I hope I'm wrong and someone will find useful info for you.


askye - Nov 09, 2012 7:23:34 am PST #80 of 30001
Thrive to spite them

So there's a small energizer plant in my small town - it employees 165 people which is pretty big. It's closing down, according to the boston.com article, it's because people aren't buying the batteries that are made there.

But on the FB page of our local newspaper one of the employees said all the jobs are moving to Singapore and the employees here trained their replacements. I haven't read the full local newspaper article (the big stories aren't online) but it really sucks if that's what happened.


Dana - Nov 09, 2012 7:24:32 am PST #81 of 30001
"I'm useless alone." // "We're all useless alone. It's a good thing you're not alone."

Came across this blog post this morning: [link] It's a GOP volunteer who was supposed to be on the GOTV team, talking about what a debacle election day was.

I have to say, in a lot of ways that reminds me of what working for the government is like.


tommyrot - Nov 09, 2012 7:26:34 am PST #82 of 30001
Sir, it's not an offence to let your cat eat your bacon. Okay? And we don't arrest cats, I'm very sorry.

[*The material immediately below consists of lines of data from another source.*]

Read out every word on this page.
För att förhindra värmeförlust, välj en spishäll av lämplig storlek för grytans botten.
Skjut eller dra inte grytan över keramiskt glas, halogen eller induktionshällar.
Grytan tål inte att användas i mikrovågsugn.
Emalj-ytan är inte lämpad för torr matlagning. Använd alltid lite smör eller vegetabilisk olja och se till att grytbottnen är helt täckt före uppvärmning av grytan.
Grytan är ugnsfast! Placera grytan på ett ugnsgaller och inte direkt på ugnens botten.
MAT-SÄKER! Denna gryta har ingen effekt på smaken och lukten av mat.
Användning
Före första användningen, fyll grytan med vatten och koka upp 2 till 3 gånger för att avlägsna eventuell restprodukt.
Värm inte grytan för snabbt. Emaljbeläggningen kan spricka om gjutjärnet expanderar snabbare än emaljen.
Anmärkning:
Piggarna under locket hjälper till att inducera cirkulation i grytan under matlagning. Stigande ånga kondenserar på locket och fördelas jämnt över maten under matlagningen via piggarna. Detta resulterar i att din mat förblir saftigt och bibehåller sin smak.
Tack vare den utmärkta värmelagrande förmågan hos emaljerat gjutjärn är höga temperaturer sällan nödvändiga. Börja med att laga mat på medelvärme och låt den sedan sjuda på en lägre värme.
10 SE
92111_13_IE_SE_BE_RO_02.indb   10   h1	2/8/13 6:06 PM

I have to say, in a lot of ways that reminds me of what working for the government is like.

You'd think Romney would know the government is the problem, not something to be emulated.


Consuela - Nov 09, 2012 8:11:35 am PST #83 of 30001
We are Buffistas. This isn't our first apocalypse. -- Pix

I have to say, in a lot of ways that reminds me of what working for the government is like.

Heh. Except IME nothing gets put into implementation until it's been tested to death. That's why my computer is so slow and behind the curve (still on IE 7, oh yes): they are extremely conservative with big implementation projects, and it takes forever to get through the design/contract/build process.

I'm not saying the system, once implemented, is all that awesome, but it's at least been tested.


Jessica - Nov 09, 2012 8:22:05 am PST #84 of 30001
If I want to become a cloud of bats, does each bat need a separate vaccination?

IME nothing gets put into implementation until it's been tested to death. That's why my computer is so slow and behind the curve (still on IE 7, oh yes)

My company prides itself on having "military-grade" security, which is apparently why we are still running WinXP and IE 8.

Fortunately our local IT team is very understanding, which is why I'm also running Chrome.


Jesse - Nov 09, 2012 8:24:06 am PST #85 of 30001
Sometimes I trip on how happy we could be.

Motherfucker -- the UPS website says they tried to deliver my coffee table, but of course no one rang my bell, and there is no note on my door. I'm on the phone with them now, but COME ON.